A casa não é segura
Por Guilherme Fiuza
O mundo parece estar confundindo a pandemia de
coronavírus com uma nuvem radioativa planetária. Populações inteiras estão
trancadas em casa para tentar escapar do mal invisível. Uma guerra nuclear
talvez não tirasse tanta gente da rua. Quem põe em dúvida esse bloqueio sem
precedentes é tratado como herege ou potencial assassino. Ninguém tem certeza
sobre o que é 100% certo fazer. A única certeza absoluta é de que à velocidade
impressionante do contágio tem correspondido um encolhimento preocupante da
liberdade – inclusive de pensar.
Você encontrará infectologistas defendendo que todos
fiquem em casa e, no outro extremo, infectologistas afirmando que é um erro
todos ficarem em casa. Só saberemos quem está certo ao final da epidemia – ou
talvez nunca saibamos exatamente. E agora?
Parece ser consenso a necessidade de reduzir os picos de
contaminação para que os hospitais possam atender ao máximo possível de
atingidos. Mas para o segundo grupo, o “lockdown” total tende a adiar o
contágio e impedir a imunização natural da população – que aconteceria pela
transmissão do vírus entre os que não são vulneráveis (a imensa maioria) e não
correrão riscos. Para essa corrente, portanto, a circulação de parte da
população não é aceitável – é fundamental. Desde que isso se faça com todas as
medidas rigorosas de higiene, distanciamento, proibição de aglomerações e
isolamento total dos grupos de risco.
Não é fácil. Nada é, nem será fácil nessa situação. Para
começar, há diferenças grandes no comportamento da epidemia de região para
região – e talvez por isso a quase totalidade das autoridades tenha aderido à
diretriz única do “fique em casa”. É uma opção conservadora, diante de um
perigo pouco conhecido e da dificuldade de se organizar sociedades inteiras de
forma especial, de uma hora para outra, sem tempo para adaptações. O problema é
o legado de devastação social que vai sobrevir a um lockdown prolongado.
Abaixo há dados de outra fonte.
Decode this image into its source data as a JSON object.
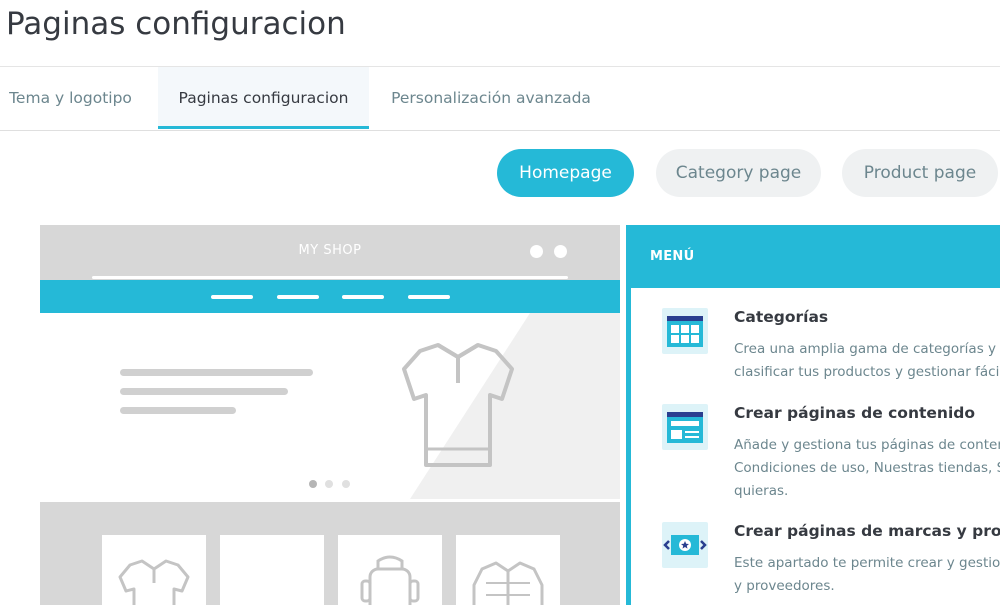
{
  "page": {
    "title": "Paginas configuracion"
  },
  "tabs": [
    {
      "label": "Tema y logotipo",
      "active": false
    },
    {
      "label": "Paginas configuracion",
      "active": true
    },
    {
      "label": "Personalización avanzada",
      "active": false
    }
  ],
  "page_type_buttons": [
    {
      "label": "Homepage",
      "active": true
    },
    {
      "label": "Category page",
      "active": false
    },
    {
      "label": "Product page",
      "active": false
    }
  ],
  "preview": {
    "shop_name": "MY SHOP",
    "product_icons": [
      "polo-shirt-icon",
      "polo-shirt-icon",
      "backpack-icon",
      "jacket-icon"
    ]
  },
  "menu": {
    "title": "MENÚ",
    "items": [
      {
        "icon": "categories-icon",
        "title": "Categorías",
        "description_line1": "Crea una amplia gama de categorías y s",
        "description_line2": "clasificar tus productos y gestionar fáci"
      },
      {
        "icon": "content-page-icon",
        "title": "Crear páginas de contenido",
        "description_line1": "Añade y gestiona tus páginas de conter",
        "description_line2": "Condiciones de uso, Nuestras tiendas, S",
        "description_line3": "quieras."
      },
      {
        "icon": "brands-carousel-icon",
        "title": "Crear páginas de marcas y provee",
        "description_line1": "Este apartado te permite crear y gestio",
        "description_line2": "y proveedores."
      }
    ]
  },
  "colors": {
    "accent": "#25b9d7",
    "text": "#363a41",
    "muted": "#6c868e",
    "preview_gray": "#d7d7d7"
  }
}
Existe, portanto um dilema atroz – que não é entre
economia e saúde, nem entre dinheiro e vida. É um dilema sobre qual forma de
enfrentamento da epidemia salvará mais vidas. As estimativas de desemprego,
miséria, doenças e mortes para a hipótese de uma depressão mundial são
aterradoras. Mas neste momento nenhum governante quer arriscar uma ação que
potencialize a epidemia. O que fazer?
Em primeiro lugar, é preciso reconquistar a liberdade de
pensamento. Bons formuladores estão acuados pelas posições dogmáticas
predominantes, pela patrulha intelectual e pelo desespero da coletividade. Sem
um mínimo de desintoxicação do debate será mais difícil encontrar as melhores
soluções – que serão com toda certeza complexas. É impossível surgir um plano
engenhoso numa floresta de tabus, em que ninguém se atreve a cotejar uma ideia
publicamente com ninguém para não cair em execração sumária.
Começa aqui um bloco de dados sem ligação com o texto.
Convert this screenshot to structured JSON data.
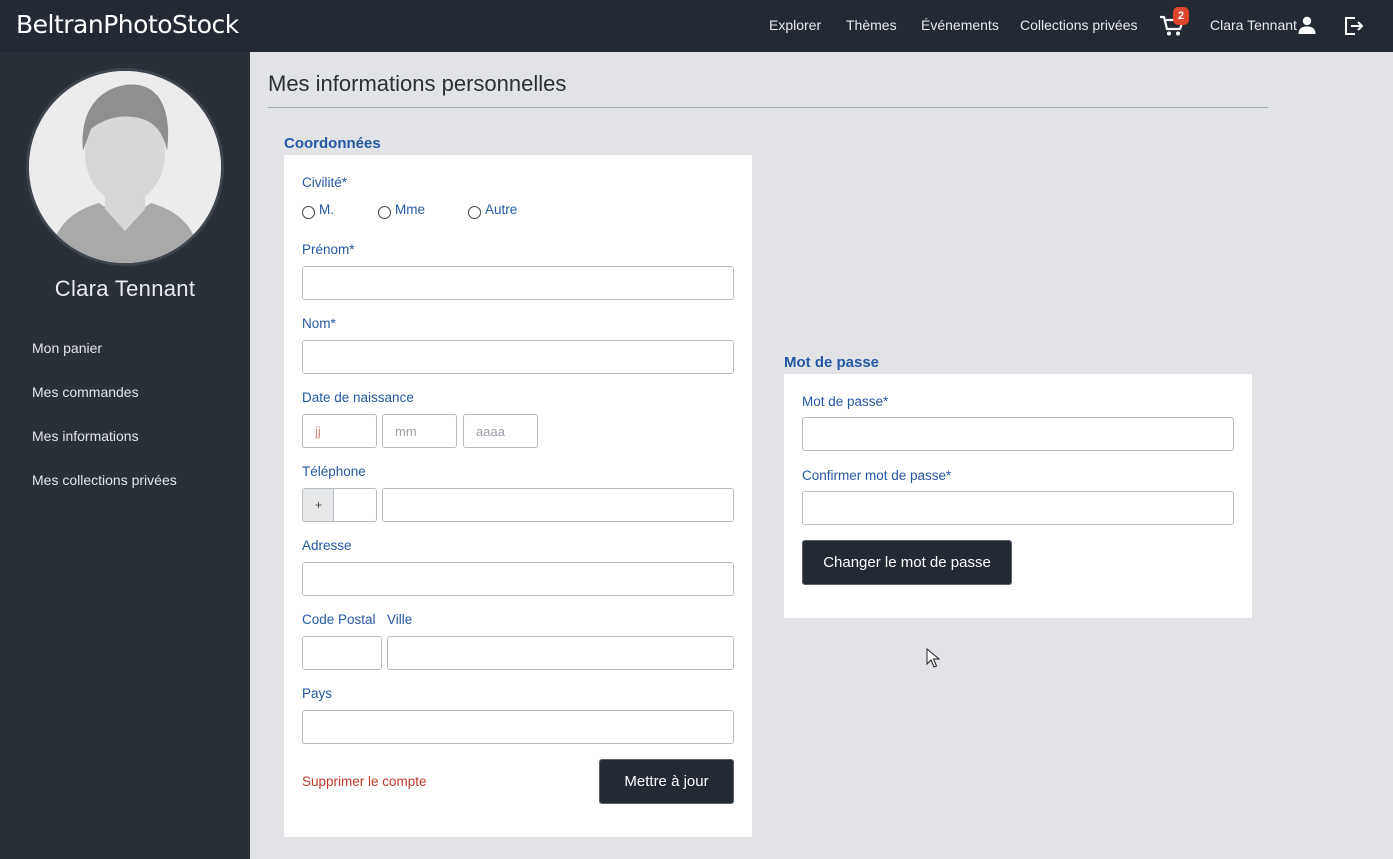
{
  "header": {
    "logo": "BeltranPhotoStock",
    "nav": [
      "Explorer",
      "Thèmes",
      "Événements",
      "Collections privées"
    ],
    "cart_count": "2",
    "user_name": "Clara Tennant"
  },
  "sidebar": {
    "user_name": "Clara Tennant",
    "items": [
      "Mon panier",
      "Mes commandes",
      "Mes informations",
      "Mes collections privées"
    ]
  },
  "main": {
    "title": "Mes informations personnelles",
    "coords": {
      "title": "Coordonnées",
      "civility_label": "Civilité*",
      "civility_options": [
        "M.",
        "Mme",
        "Autre"
      ],
      "firstname_label": "Prénom*",
      "lastname_label": "Nom*",
      "birthdate_label": "Date de naissance",
      "birth_day_placeholder": "jj",
      "birth_month_placeholder": "mm",
      "birth_year_placeholder": "aaaa",
      "phone_label": "Téléphone",
      "phone_prefix": "+",
      "address_label": "Adresse",
      "postal_label": "Code Postal",
      "city_label": "Ville",
      "country_label": "Pays",
      "delete_label": "Supprimer le compte",
      "update_label": "Mettre à jour"
    },
    "password": {
      "title": "Mot de passe",
      "password_label": "Mot de passe*",
      "confirm_label": "Confirmer mot de passe*",
      "change_label": "Changer le mot de passe"
    }
  },
  "colors": {
    "topbar": "#232a33",
    "sidebar": "#2a3038",
    "accent_blue": "#2558a3",
    "danger": "#c0392b",
    "badge": "#e0462f"
  }
}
No momento, os que têm a ganhar com o sobressalto geral e
a atmosfera de crise estão vencendo o jogo. Aliás, o coronavírus não é gripe suína,
mas está revelando uma epidemia de espíritos de porco. Isso não tem cura. Quem
pode furar o balão da politicagem mórbida é a população consciente, informada e
mobilizada. E não se chega aí num ambiente de desespero e irracionalidade.
Por isso é urgente a depuração das estatísticas. Você
precisa saber quantas pessoas morrem de fato de coronavírus – e não de outros
males mais graves, em quadros onde o coronavírus não foi o fator letal. Como
ele se espalha muito facilmente e se manifesta muito em idosos, provavelmente
certa quantidade de pacientes já clinicamente condenados morre portando o novo
vírus – sem necessariamente terem sido mortos por ele. Mas as estatísticas que
chegam ao público frequentemente deixam de fazer essa separação – não
importando se por negligência ou por má fé. O público precisa exigir
transparência estatística para conhecer o perigo real.
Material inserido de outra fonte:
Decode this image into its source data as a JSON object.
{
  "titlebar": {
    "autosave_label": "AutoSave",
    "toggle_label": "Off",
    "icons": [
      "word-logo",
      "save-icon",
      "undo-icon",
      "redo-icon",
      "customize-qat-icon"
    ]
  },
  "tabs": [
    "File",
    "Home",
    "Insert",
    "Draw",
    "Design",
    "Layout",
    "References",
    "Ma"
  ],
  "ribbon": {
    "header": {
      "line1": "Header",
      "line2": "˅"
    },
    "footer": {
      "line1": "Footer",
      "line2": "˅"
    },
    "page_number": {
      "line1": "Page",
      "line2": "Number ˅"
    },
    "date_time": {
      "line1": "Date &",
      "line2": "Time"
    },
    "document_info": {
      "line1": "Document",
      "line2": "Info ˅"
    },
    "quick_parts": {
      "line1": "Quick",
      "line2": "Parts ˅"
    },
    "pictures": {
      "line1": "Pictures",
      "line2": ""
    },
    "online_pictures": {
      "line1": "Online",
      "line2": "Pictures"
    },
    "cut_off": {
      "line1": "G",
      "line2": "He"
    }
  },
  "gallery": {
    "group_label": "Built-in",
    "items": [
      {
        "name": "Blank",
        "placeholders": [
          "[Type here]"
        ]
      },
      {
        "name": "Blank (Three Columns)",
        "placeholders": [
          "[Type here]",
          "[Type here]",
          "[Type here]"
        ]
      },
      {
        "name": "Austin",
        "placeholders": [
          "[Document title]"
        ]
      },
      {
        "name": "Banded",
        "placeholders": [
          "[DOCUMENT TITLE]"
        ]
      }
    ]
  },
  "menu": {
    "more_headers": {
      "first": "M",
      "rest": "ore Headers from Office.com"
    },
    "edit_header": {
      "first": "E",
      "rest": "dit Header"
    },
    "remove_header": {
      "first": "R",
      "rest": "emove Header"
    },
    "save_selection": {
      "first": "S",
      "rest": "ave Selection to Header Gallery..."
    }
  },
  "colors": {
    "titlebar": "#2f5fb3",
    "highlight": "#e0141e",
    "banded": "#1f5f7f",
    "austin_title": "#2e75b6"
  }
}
Quanto mais consciência, menos pânico, e quanto menos
pânico, mais coragem por parte dos agentes privados para discutir
possibilidades de retomada controlada das suas atividades. Hoje estão todos
acanhados à espera de diretrizes dos governantes, que por sua vez estão, em sua
maioria, acuados pelo pavor da população.
Escolhas difíceis terão de ser feitas. Elas demandarão
clareza e coragem. A diretriz de manter todos em casa indefinidamente não é
segura – e vai cobrar um preço alto em vidas e destruição social.